In this work, we have put forward a novel type of dispatching rules that proved to be an improvement over the use of standard rules. The standard rules are deterministic, while in our method, the order of jobs to be processed is determined on basis of certain probability distributions. While the average performance is comparable to the standard dispatching rules, we show that the best solutions obtained clearly outperform the standard deterministic dispatching rules. The results are compared to the best known solutions on standard benchmark problems for the offline problem to obtain a firm impression on the quality of the solution. A deeper comparison of our method with the offline algorithms and metaheuristics is of limited interest, as the methods are very different, and it is not clear what a reasonable criteria and methods for comparison of the performances may be. Therefore, in this study, we did not use any advanced statistical tests or other methods for ranking the approaches.
In conclusion, promising experimental results on the offline benchmark instances and observed robustness of the method made us believe that the following challenges may be tractable research tasks in the future:
Variations of JSSP. Application of the method to variations of the JSSP with different objectives including multicriteria optimization and taking into account various additional constraints that appear in specific applications. Due to its robustness, the method is likely to be competitive on variations of the basic problem.
Distributed parallel implementation. As the computation is performed at local queues, it seems to be obvious that there is no severe restriction on the dimension of the problems to be solved. The approach can be implemented using full parallelism when local processors are used at each machine, implying the possibility of handling very large instances of the problem.

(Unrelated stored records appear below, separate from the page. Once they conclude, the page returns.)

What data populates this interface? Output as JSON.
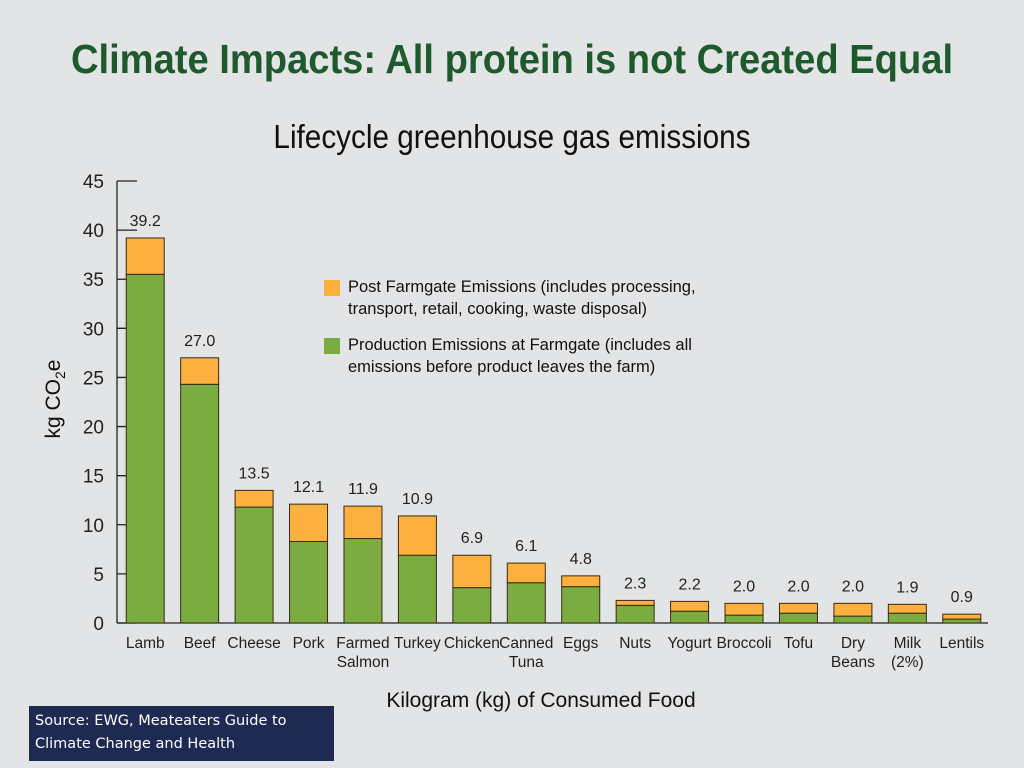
{
  "slide": {
    "title": "Climate Impacts: All protein is not Created Equal",
    "source": "Source: EWG, Meateaters Guide to Climate Change and Health"
  },
  "chart_data": {
    "type": "bar",
    "stacked": true,
    "title": "Lifecycle greenhouse gas emissions",
    "xlabel": "Kilogram (kg) of Consumed Food",
    "ylabel": "kg CO₂e",
    "ylim": [
      0,
      45
    ],
    "yticks": [
      0,
      5,
      10,
      15,
      20,
      25,
      30,
      35,
      40,
      45
    ],
    "grid": false,
    "legend_position": "center-right",
    "categories": [
      [
        "Lamb"
      ],
      [
        "Beef"
      ],
      [
        "Cheese"
      ],
      [
        "Pork"
      ],
      [
        "Farmed",
        "Salmon"
      ],
      [
        "Turkey"
      ],
      [
        "Chicken"
      ],
      [
        "Canned",
        "Tuna"
      ],
      [
        "Eggs"
      ],
      [
        "Nuts"
      ],
      [
        "Yogurt"
      ],
      [
        "Broccoli"
      ],
      [
        "Tofu"
      ],
      [
        "Dry",
        "Beans"
      ],
      [
        "Milk",
        "(2%)"
      ],
      [
        "Lentils"
      ]
    ],
    "series": [
      {
        "name": "Production Emissions at Farmgate (includes all emissions before product leaves the farm)",
        "legend_lines": [
          "Production Emissions at Farmgate (includes all",
          "emissions before product leaves the farm)"
        ],
        "color": "#7aac41",
        "values": [
          35.5,
          24.3,
          11.8,
          8.3,
          8.6,
          6.9,
          3.6,
          4.1,
          3.7,
          1.8,
          1.2,
          0.8,
          1.0,
          0.7,
          1.0,
          0.4
        ]
      },
      {
        "name": "Post Farmgate Emissions (includes processing, transport, retail, cooking, waste disposal)",
        "legend_lines": [
          "Post Farmgate Emissions (includes processing,",
          "transport, retail, cooking, waste disposal)"
        ],
        "color": "#fbb040",
        "values": [
          3.7,
          2.7,
          1.7,
          3.8,
          3.3,
          4.0,
          3.3,
          2.0,
          1.1,
          0.5,
          1.0,
          1.2,
          1.0,
          1.3,
          0.9,
          0.5
        ]
      }
    ],
    "totals": [
      "39.2",
      "27.0",
      "13.5",
      "12.1",
      "11.9",
      "10.9",
      "6.9",
      "6.1",
      "4.8",
      "2.3",
      "2.2",
      "2.0",
      "2.0",
      "2.0",
      "1.9",
      "0.9"
    ]
  }
}
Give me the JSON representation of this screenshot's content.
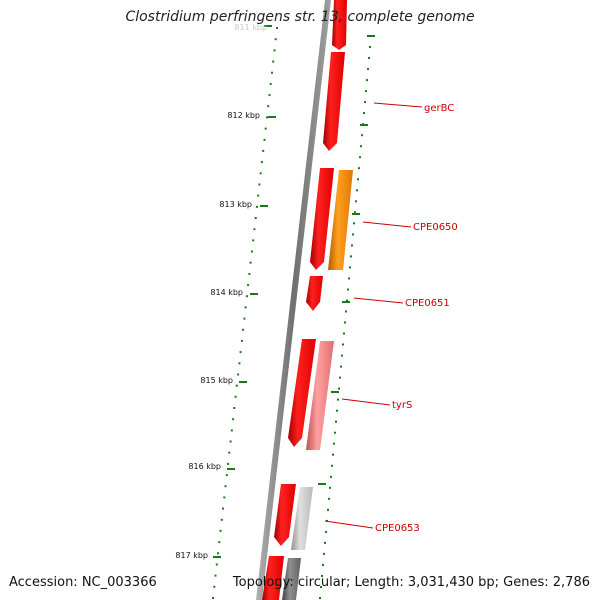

Machine learning for parameter fine tuning. Fine tuning of parameters may be advanced by machine learning techniques, and potentially, it can be dynamically adapted on the run, based on the features of jobs processed recently. Namely, it is likely that optimal parameter values for one dataset of instances is not optimal for another dataset. If this hypothesis holds, then it should indeed be profitable to add a machine learning tool that would learn from past and recent experience.